There cannot be ethnic problems hindering Armenian-Georgian relations, Georgian journalist Koba Gogava says expressing his surprise that incidents are interpreted at a household level. Georgians are not ill-disposed to Armenians and there are not anti-Armenian moods in the country. The incident that happened in an Armenian church in Tbilisi might have happened to other national minorities living in the country and there is no need to think that it was motivated by religious and ethnic prejudice.
Koba Gogava knows what response the incident received in Armenia. He says it can happen to everyone and any time; kinsmen can argue in the same way and there is no need to politicize the issue. “We treat Armenians in the same way as we treat other nations, we live and work together,” said the Georgian journalist.

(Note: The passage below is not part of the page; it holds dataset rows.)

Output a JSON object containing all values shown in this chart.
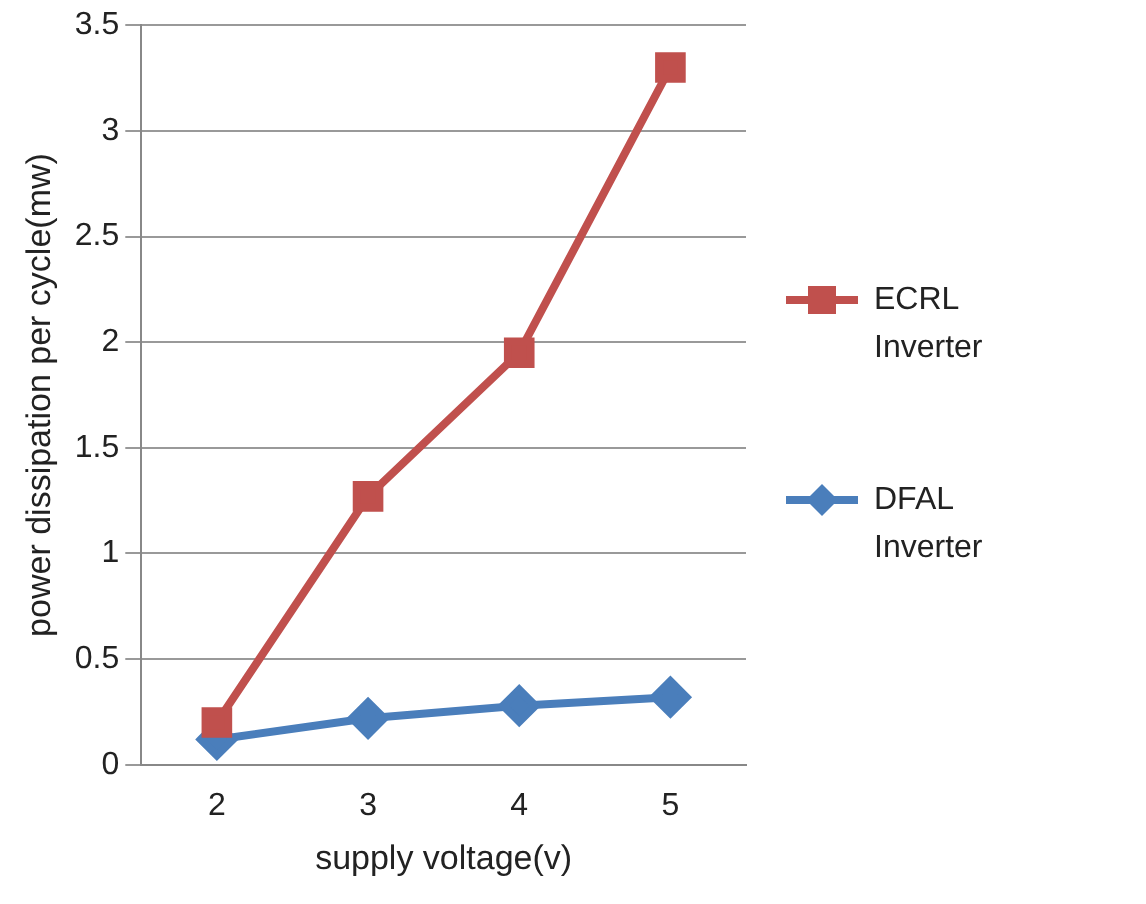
{
  "chart_data": {
    "type": "line",
    "xlabel": "supply voltage(v)",
    "ylabel": "power dissipation per cycle(mw)",
    "categories": [
      "2",
      "3",
      "4",
      "5"
    ],
    "series": [
      {
        "name": "ECRL Inverter",
        "color": "#c0504d",
        "marker": "square",
        "values": [
          0.2,
          1.27,
          1.95,
          3.3
        ]
      },
      {
        "name": "DFAL Inverter",
        "color": "#4a7ebb",
        "marker": "diamond",
        "values": [
          0.12,
          0.22,
          0.28,
          0.32
        ]
      }
    ],
    "ylim": [
      0,
      3.5
    ],
    "yticks": [
      0,
      0.5,
      1,
      1.5,
      2,
      2.5,
      3,
      3.5
    ],
    "grid": "y",
    "legend": "right"
  }
}
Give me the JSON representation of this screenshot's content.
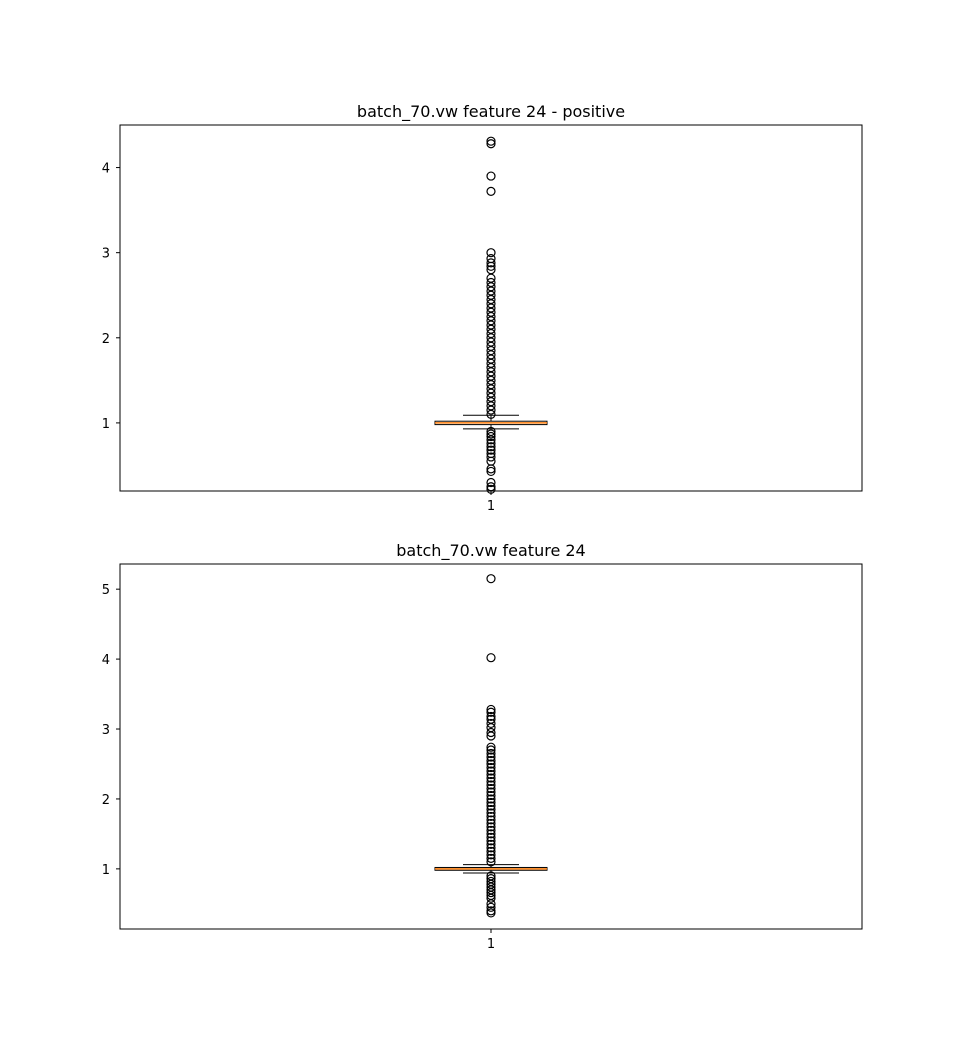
{
  "chart_data": [
    {
      "type": "box",
      "title": "batch_70.vw feature 24 - positive",
      "xlabel": "",
      "ylabel": "",
      "categories": [
        "1"
      ],
      "ylim": [
        0.2,
        4.5
      ],
      "yticks": [
        1,
        2,
        3,
        4
      ],
      "box": {
        "q1": 0.98,
        "median": 1.0,
        "q3": 1.02,
        "whisker_low": 0.93,
        "whisker_high": 1.09
      },
      "outliers": [
        4.31,
        4.28,
        3.9,
        3.72,
        3.0,
        2.93,
        2.88,
        2.84,
        2.8,
        2.7,
        2.65,
        2.6,
        2.55,
        2.5,
        2.45,
        2.4,
        2.35,
        2.3,
        2.25,
        2.2,
        2.15,
        2.1,
        2.05,
        2.0,
        1.95,
        1.9,
        1.85,
        1.8,
        1.75,
        1.7,
        1.65,
        1.6,
        1.55,
        1.5,
        1.45,
        1.4,
        1.35,
        1.3,
        1.25,
        1.2,
        1.15,
        1.1,
        0.9,
        0.87,
        0.84,
        0.8,
        0.76,
        0.72,
        0.68,
        0.64,
        0.6,
        0.55,
        0.46,
        0.43,
        0.3,
        0.25,
        0.22
      ],
      "grid": false
    },
    {
      "type": "box",
      "title": "batch_70.vw feature 24",
      "xlabel": "",
      "ylabel": "",
      "categories": [
        "1"
      ],
      "ylim": [
        0.14,
        5.36
      ],
      "yticks": [
        1,
        2,
        3,
        4,
        5
      ],
      "box": {
        "q1": 0.98,
        "median": 1.0,
        "q3": 1.02,
        "whisker_low": 0.94,
        "whisker_high": 1.06
      },
      "outliers": [
        5.15,
        4.02,
        3.28,
        3.24,
        3.18,
        3.14,
        3.08,
        3.02,
        2.95,
        2.9,
        2.74,
        2.7,
        2.65,
        2.6,
        2.55,
        2.5,
        2.45,
        2.4,
        2.35,
        2.3,
        2.25,
        2.2,
        2.15,
        2.1,
        2.05,
        2.0,
        1.95,
        1.9,
        1.85,
        1.8,
        1.75,
        1.7,
        1.65,
        1.6,
        1.55,
        1.5,
        1.45,
        1.4,
        1.35,
        1.3,
        1.25,
        1.2,
        1.15,
        1.1,
        0.9,
        0.86,
        0.82,
        0.78,
        0.74,
        0.7,
        0.66,
        0.62,
        0.58,
        0.5,
        0.45,
        0.4,
        0.37
      ],
      "grid": false
    }
  ]
}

Then he added ‘the Armenian Church is also our church, Armenians are full-fledged citizens of Georgia.’
Boris Karslyan, a journalist of Javakhk-based “Nor” radio, cites in example from Javakhk where Armenians and Georgians live in harmony side by side. He knows the reaction of the Georgian media and social networks in connection with the incident. “They write that it was an act of hooliganism and should be viewed as a domestic incident, while the Armenian press has reacted more harshly.”
Susanna Khachatryan, n, Head of the Press Service of the Diocese of the Armenian Apostolic Orthodox Holy Church in Georgia, reminds that this was the third clash between Armenians and Georgians in 2014 and viewing the problem only at the household level will be too mild. “Obviously, there is national intolerance [in Georgia]; we feel it at every turn.” Ms. Khachatryan adds that these events cannot break the centuries-old friendship between the two peoples.
Arsen Kharatyan, an expert and member of management board of Civil Agreement, says at first it was a domestic conflict but then turned into a group attack. He advises waiting for the results of the preliminary investigation.
Arsen Kharatyan draws attention to the fact that the only Armenian structure that operates in Tbilisi today is Surb Etchmiadzin Church which hosts all cultural events and similar incidents are inevitable given the flows of people.